Looking to Biden’s recent talks with the EU, it appears the US and EU are beginning to put their differences under Trump behind them. The EU and US have promised a ceasefire on planned tariffs, with the US suspending an increase on tariffs for Malt Whiskey. Instead, it appears the two are siding with one another to tackle the rise of China and growing suspicion of Chinese trading standards, including the theft of IP.

What is interesting when you compare how trade tariffs were used when they were initially bought in after the American Revolution compared to now is the far more political ideology behind the policy. The Tariff Act was bought in to protect American Industry and raise tax. Raising tax through tariffs has become a secondary point in to protecting American Industry. Going further it could be argued that the indirect nature of tariffs to solve unrelated disputes is also a deviation from the original theory behind the policy. Using both IP theft and disputes over state backing in the aviation sector as examples, tariffs have not been used to directly protect corresponding industries. Instead, taxes have been used to impact other industries, such as agriculture or food. What this highlights is that tariffs are no longer primarily an economic protectionist policy, but an aggressive political tool used to further international agendas. Rather than protecting industries, they have weaponised them in unrelated disputes, causing constant volatility in a variety of sectors of the economy.

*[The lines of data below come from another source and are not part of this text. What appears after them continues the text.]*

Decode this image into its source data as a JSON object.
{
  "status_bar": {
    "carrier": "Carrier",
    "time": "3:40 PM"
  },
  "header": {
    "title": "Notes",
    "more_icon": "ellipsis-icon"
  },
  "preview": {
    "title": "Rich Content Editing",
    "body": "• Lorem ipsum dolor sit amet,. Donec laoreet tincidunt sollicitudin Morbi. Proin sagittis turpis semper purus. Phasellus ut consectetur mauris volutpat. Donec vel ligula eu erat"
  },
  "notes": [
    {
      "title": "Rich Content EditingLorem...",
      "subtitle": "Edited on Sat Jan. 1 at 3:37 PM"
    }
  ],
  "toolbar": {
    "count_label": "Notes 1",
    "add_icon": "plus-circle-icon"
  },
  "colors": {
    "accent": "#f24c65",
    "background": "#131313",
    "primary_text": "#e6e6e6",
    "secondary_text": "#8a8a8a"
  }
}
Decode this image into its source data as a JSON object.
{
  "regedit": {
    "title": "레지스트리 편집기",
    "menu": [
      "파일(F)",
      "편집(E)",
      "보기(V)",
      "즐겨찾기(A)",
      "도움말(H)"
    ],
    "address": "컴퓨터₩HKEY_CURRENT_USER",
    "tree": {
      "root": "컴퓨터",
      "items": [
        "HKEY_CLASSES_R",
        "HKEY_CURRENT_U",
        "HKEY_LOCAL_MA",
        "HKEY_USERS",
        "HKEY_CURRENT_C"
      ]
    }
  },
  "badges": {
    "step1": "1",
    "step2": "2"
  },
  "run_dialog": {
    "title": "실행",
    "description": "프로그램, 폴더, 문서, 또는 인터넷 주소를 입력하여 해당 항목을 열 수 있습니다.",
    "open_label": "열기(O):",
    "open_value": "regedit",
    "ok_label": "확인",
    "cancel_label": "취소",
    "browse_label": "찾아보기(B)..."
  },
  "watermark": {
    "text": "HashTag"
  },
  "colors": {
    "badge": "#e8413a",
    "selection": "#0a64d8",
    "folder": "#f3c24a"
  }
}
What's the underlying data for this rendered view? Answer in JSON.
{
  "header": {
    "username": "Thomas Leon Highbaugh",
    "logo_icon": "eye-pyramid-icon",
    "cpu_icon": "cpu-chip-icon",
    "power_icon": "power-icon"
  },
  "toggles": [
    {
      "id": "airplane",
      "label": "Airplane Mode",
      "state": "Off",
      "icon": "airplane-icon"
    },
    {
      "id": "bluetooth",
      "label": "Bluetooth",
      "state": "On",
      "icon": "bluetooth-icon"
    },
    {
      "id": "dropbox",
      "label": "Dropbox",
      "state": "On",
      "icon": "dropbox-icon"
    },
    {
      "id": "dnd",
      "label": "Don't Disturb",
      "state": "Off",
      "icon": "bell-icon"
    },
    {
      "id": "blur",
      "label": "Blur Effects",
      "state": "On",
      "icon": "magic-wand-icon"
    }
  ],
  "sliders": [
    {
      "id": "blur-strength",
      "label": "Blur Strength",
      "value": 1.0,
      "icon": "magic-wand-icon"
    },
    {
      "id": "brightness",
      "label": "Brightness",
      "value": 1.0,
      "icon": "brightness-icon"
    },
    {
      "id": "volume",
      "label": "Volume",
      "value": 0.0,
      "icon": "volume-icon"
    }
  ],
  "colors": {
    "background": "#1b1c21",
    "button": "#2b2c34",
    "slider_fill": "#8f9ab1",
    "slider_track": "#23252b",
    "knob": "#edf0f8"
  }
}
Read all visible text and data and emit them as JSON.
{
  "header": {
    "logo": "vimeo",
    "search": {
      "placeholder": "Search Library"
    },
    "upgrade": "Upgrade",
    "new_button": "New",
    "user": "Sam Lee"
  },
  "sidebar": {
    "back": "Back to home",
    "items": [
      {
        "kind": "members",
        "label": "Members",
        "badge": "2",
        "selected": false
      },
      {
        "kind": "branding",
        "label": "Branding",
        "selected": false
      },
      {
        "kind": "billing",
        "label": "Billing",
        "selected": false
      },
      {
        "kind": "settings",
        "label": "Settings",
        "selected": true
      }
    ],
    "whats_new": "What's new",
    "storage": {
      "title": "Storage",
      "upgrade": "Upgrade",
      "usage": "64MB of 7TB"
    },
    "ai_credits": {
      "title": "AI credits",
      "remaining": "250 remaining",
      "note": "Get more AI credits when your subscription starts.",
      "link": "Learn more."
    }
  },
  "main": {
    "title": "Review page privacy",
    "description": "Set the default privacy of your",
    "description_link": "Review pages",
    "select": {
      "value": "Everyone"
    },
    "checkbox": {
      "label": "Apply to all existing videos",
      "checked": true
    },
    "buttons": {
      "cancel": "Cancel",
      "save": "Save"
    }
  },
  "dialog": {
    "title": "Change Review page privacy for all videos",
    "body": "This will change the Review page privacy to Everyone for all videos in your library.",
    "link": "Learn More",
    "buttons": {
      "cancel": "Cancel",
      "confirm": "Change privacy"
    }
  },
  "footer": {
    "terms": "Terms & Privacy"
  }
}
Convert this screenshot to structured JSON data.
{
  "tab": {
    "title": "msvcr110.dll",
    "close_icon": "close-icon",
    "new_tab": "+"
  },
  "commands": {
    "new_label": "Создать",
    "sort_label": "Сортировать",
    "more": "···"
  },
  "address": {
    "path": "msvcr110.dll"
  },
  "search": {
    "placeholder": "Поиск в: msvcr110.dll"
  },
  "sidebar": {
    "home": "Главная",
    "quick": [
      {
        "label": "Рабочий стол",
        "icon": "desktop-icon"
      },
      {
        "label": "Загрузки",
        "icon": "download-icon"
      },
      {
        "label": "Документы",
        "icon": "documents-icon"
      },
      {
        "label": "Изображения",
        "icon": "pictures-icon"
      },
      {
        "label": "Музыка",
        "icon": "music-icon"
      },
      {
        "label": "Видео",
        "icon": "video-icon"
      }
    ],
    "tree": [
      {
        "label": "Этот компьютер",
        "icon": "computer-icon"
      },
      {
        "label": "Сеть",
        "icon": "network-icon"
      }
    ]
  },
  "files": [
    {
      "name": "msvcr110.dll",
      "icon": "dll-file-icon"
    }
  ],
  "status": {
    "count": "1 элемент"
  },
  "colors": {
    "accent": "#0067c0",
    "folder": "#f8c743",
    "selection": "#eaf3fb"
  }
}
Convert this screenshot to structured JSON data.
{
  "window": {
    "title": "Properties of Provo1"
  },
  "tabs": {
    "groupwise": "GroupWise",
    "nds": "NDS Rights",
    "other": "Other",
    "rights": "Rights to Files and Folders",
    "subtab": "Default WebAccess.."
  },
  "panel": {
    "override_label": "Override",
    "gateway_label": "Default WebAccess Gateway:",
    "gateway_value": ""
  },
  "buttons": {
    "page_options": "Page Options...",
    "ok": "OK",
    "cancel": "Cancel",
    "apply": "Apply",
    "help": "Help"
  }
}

One thing seems to be clear, whilst President Biden may never self-proclaim himself ‘The Tariff Man’, there does not seem to be a seismic change in approach under his leadership. Whilst he has seized on the opportunity to re-set relations with the EU, it does not mean trade tariffs have been once again shunned. They still appear to be at the front of any toolkit used challenge international disputes, and it is clear they are no longer used in the same way as they were after the American Revolution.